Pollan dispara, inclusive, contra os orgânicos. Nos EUA isso se tornou um grande negócio que envolve muito dinheiro. E não são todas as etapas do processo que podem ser consideradas "orgânicas". Mesmo as indústrias alimentícias tradicionais têm o seu departamento de "orgânicos" que providenciam esses alimentos em larga escala em qualquer lugar do país.
Em resumo, o livro é um manifesto contra esse sistema produtivo de alimentos que está aí, cujo único interesse predominante é o corporativo, isto é ganhar dinheiro. Por outro lado, é difícil nos desvencilharmos deste modelo, pois morando em grandes cidades somos dependentes de alimentação rápida e farta. Minha opinião é, se não quisermos viver como habitantes isolados do interior que cultivam e caçam o próprio alimento, melhor evitarmos os excessos e as apelações do mundo moderno.

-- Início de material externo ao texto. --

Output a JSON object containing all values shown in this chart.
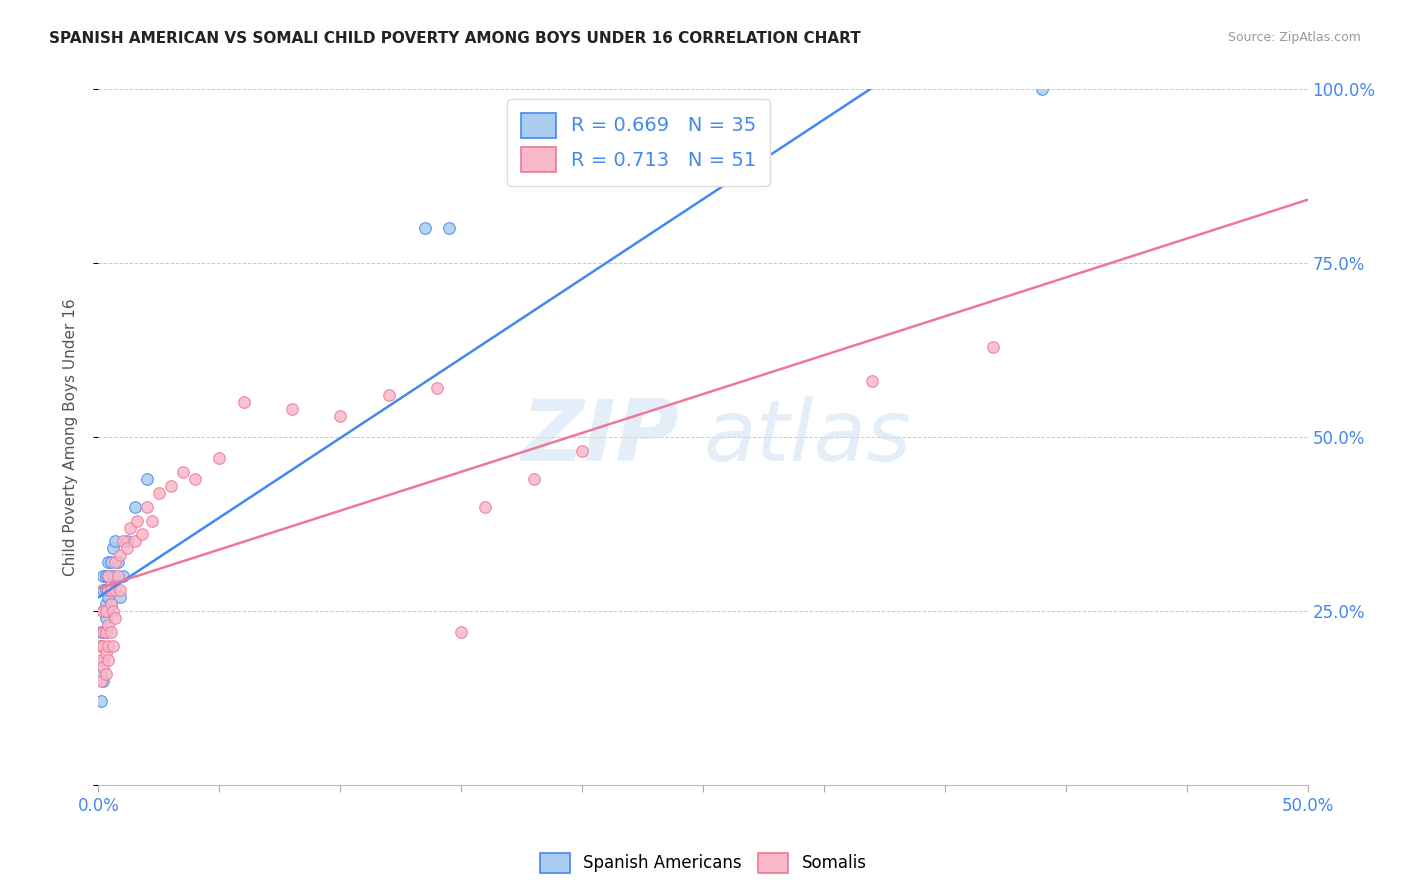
{
  "title": "SPANISH AMERICAN VS SOMALI CHILD POVERTY AMONG BOYS UNDER 16 CORRELATION CHART",
  "source": "Source: ZipAtlas.com",
  "ylabel": "Child Poverty Among Boys Under 16",
  "xlim": [
    0.0,
    0.5
  ],
  "ylim": [
    0.0,
    1.0
  ],
  "xtick_positions": [
    0.0,
    0.05,
    0.1,
    0.15,
    0.2,
    0.25,
    0.3,
    0.35,
    0.4,
    0.45,
    0.5
  ],
  "xtick_labels": [
    "0.0%",
    "",
    "",
    "",
    "",
    "",
    "",
    "",
    "",
    "",
    "50.0%"
  ],
  "ytick_positions": [
    0.0,
    0.25,
    0.5,
    0.75,
    1.0
  ],
  "ytick_labels": [
    "",
    "25.0%",
    "50.0%",
    "75.0%",
    "100.0%"
  ],
  "spanish_color": "#aaccf0",
  "somali_color": "#f8b8c8",
  "trend_blue": "#4488ee",
  "trend_pink": "#ee7799",
  "watermark_color": "#cce0f5",
  "spanish_x": [
    0.001,
    0.001,
    0.001,
    0.001,
    0.002,
    0.002,
    0.002,
    0.002,
    0.002,
    0.002,
    0.003,
    0.003,
    0.003,
    0.003,
    0.003,
    0.004,
    0.004,
    0.004,
    0.004,
    0.004,
    0.005,
    0.005,
    0.005,
    0.006,
    0.006,
    0.007,
    0.008,
    0.009,
    0.01,
    0.012,
    0.015,
    0.02,
    0.135,
    0.145,
    0.39
  ],
  "spanish_y": [
    0.2,
    0.22,
    0.16,
    0.12,
    0.25,
    0.28,
    0.3,
    0.22,
    0.18,
    0.15,
    0.26,
    0.28,
    0.24,
    0.3,
    0.22,
    0.27,
    0.3,
    0.25,
    0.32,
    0.28,
    0.29,
    0.32,
    0.26,
    0.3,
    0.34,
    0.35,
    0.32,
    0.27,
    0.3,
    0.35,
    0.4,
    0.44,
    0.8,
    0.8,
    1.0
  ],
  "somali_x": [
    0.001,
    0.001,
    0.001,
    0.002,
    0.002,
    0.002,
    0.002,
    0.003,
    0.003,
    0.003,
    0.003,
    0.004,
    0.004,
    0.004,
    0.004,
    0.004,
    0.005,
    0.005,
    0.005,
    0.006,
    0.006,
    0.007,
    0.007,
    0.007,
    0.008,
    0.009,
    0.009,
    0.01,
    0.012,
    0.013,
    0.015,
    0.016,
    0.018,
    0.02,
    0.022,
    0.025,
    0.03,
    0.035,
    0.04,
    0.05,
    0.06,
    0.08,
    0.1,
    0.12,
    0.14,
    0.15,
    0.16,
    0.18,
    0.2,
    0.32,
    0.37
  ],
  "somali_y": [
    0.18,
    0.15,
    0.2,
    0.17,
    0.2,
    0.22,
    0.25,
    0.16,
    0.19,
    0.22,
    0.25,
    0.18,
    0.2,
    0.23,
    0.28,
    0.3,
    0.22,
    0.26,
    0.28,
    0.2,
    0.25,
    0.24,
    0.28,
    0.32,
    0.3,
    0.28,
    0.33,
    0.35,
    0.34,
    0.37,
    0.35,
    0.38,
    0.36,
    0.4,
    0.38,
    0.42,
    0.43,
    0.45,
    0.44,
    0.47,
    0.55,
    0.54,
    0.53,
    0.56,
    0.57,
    0.22,
    0.4,
    0.44,
    0.48,
    0.58,
    0.63
  ]
}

Na medida do possível evitar esses alimentos ultraprocessados e adquirir hábitos alimentares mais saudáveis. E por falar em hábitos alimentares mais saudáveis, quanto equívoco no Globo Repórter de ontem...Enaltecer coisas como ração humana é renegar que a comida também é um elemento unificador, agregador, que está impregnado de tradições e ensinamentos que foram desenvolvidos ao longo de milhões de anos. Quando se imagina a França e Itália, o que nos vem a mente é a tradição de séculos das respectivas cozinhas que foi aprimorada pelas experimentações e necessidades destes povos. Sentar-se à mesa e apreciar um bom prato de comida, poder nesta hora trocar impressões sobre o dia com outras pessoas e respeitar o próprio organismo deixando-o se abastecer, sem estímulos sensoriais excessivos não se consegue com rações humanas. Daqui a pouco vamos resumir o hábito de se alimentar ao ato de ingerir pílulas.